DB Connector

DB Connector is a Windows-based, encrypted service that acts as a gateway between the NICE CXone platform and your corporate database, working over TLS 1.2. It's commonly used to retrieve information from a private database and provide it to the agent. For example, you could pull a customer number or order number based on the caller ID and use it in a screen pop for the agent to reference. You can also be use DB Connector to write information obtained during an interaction to the private database, although this is less common.

When a Studio script performs a SQL action, the query is directed to DB Connector for processing. DB Connector then passes the query through to the corporate database using a configured OLE DB account. The OLE DB driver passes the query to the database and then returns the result to CXone via DB Connector.

CXone does not store information retrieved from a private database by DB Connector. However, the information may appear in agent messages, log files, and similar places specific to how the information is used. You should take this into consideration if you plan to use DB Connector to retrieve protected private information, such as information subject to HIPAA regulations.

Studio Actions Used with DB Connector

Use these actions with DB Connector

DB Connector and Load Balancers

DB Connector can run on a load balancer, however, it is not officially supported. If you choose to run DB Connector on a load balancer: 

  • Download and run the DB Connector client on your load balancer.
  • Set the client ConnectString to the load balancer's IP address.
  • Keep the port number at its default: 1433.
  • DB Connector closes each SQL connection upon successful completion.
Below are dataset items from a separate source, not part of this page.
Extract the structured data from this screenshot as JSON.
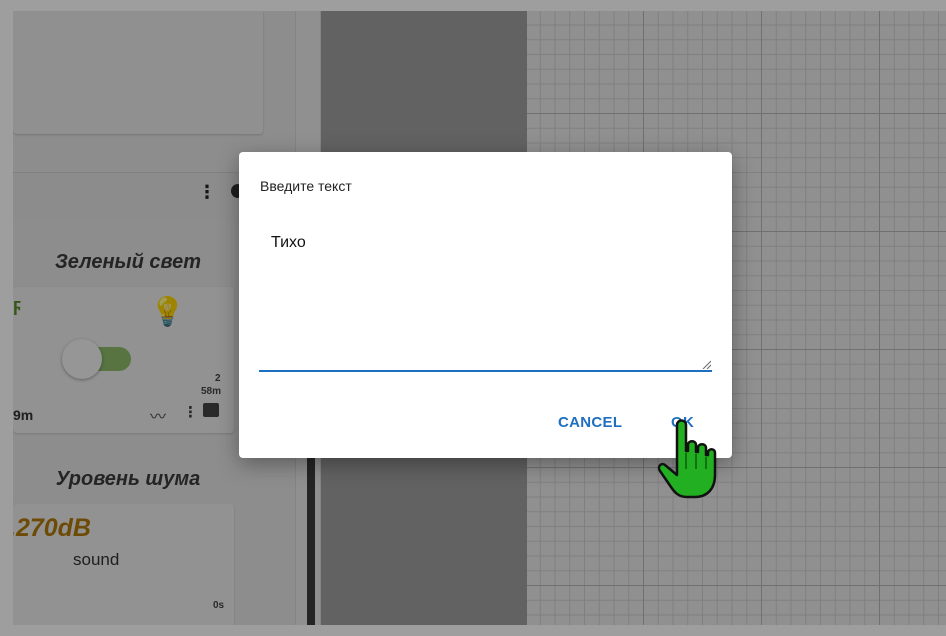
{
  "widgets": {
    "light": {
      "title": "Зеленый свет",
      "stat_count": "2",
      "stat_time": "58m",
      "time_left": "9m"
    },
    "noise": {
      "title": "Уровень шума",
      "value": ".270dB",
      "label": "sound",
      "stat_time": "0s"
    }
  },
  "dialog": {
    "title": "Введите текст",
    "text_value": "Тихо",
    "cancel_label": "CANCEL",
    "ok_label": "OK"
  },
  "colors": {
    "accent": "#1e6fc0",
    "toggle_on": "#8dbb6a",
    "sound_value": "#b07a0a",
    "cursor_green": "#22b022"
  },
  "icons": [
    "menu-dots-icon",
    "bolt-icon",
    "bulb-icon",
    "chart-icon",
    "image-add-icon",
    "hand-pointer-icon"
  ]
}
The following technical requirements apply to the DB Connector server:

  • Microsoft Windows Server 2008/2008R2 or later.
  • .NET framework 4.5.2 at minimum
  • Internet access to a handful of IP addresses that constitute access points to the NICE CXone platform. For more information, see the Connectivity Requirements help page.
  • Visibility to the database. If the database runs on an MS Windows server, DB Connector can run on the same machine, but this is not required.
  • The appropriate database driver (for example, ADO or ODBC). The driver must have the appropriate credentials to access the database. For security reasons, the database user account should have the minimum required access. For example, if CXone only needs to read from the database, use an account limited to read-only permissions.
  • If an Oracle database is being used, you must download an Oracle OLE DB Driver. Visit the Oracle website and search keyword 64-bit ODAC download.

Key facts about DB Connector

Take note of these important key facts about DB Connector

  • Setting up and using DB Connector requires both the web interface in CXone and the DB Connector executable.
  • DB Connector is installed on a server with access to your private database. This computer is referred to as the DB Connector server.
  • The DB Connector application is named DBCCFG.
  • If you have any issues with DB Connector being falsely identified as infected, contact your antivirus vendor.
  • DB Connector has been validated against Microsoft SQL Server and Oracle. However, DB Connector uses the standardized OLE DB technology from Microsoft. Other database types are compatible as long as the database vendor's OLE DB-compliant drivers have been installed on the DB Connector server.
  • DB Connector does not work with MySQL.

DB Connector Architecture

The following diagram shows how the DB Connector initiates and maintains a connection with the NICE CXone platform.

Connectors are created and assigned to groups for easy management. A DB Connector group can contain a single connector. Groups can be used to provide a fail-over pattern for multiple databases. The following examples show two options for redundant DB Connector architecture.

Failover Option 1

In this example, Group 1 has three connectors. Each connector is a separate instance of a connection to a single database.  A single connector could fail, and traffic would be re-routed through the second connector.  If the second connector failed, the third connector would take over.  If the database itself failed, the system would be down.

Failover Option 2

In this example, Group 1 has two connectors, with the first pointing to the primary side of the database and the second pointing to the secondary side of the database.  A single connector could fail, and traffic would be re-routed through the other connector. An instance of the database could fail, and the traffic would be re-routed to the replicated copy of the database.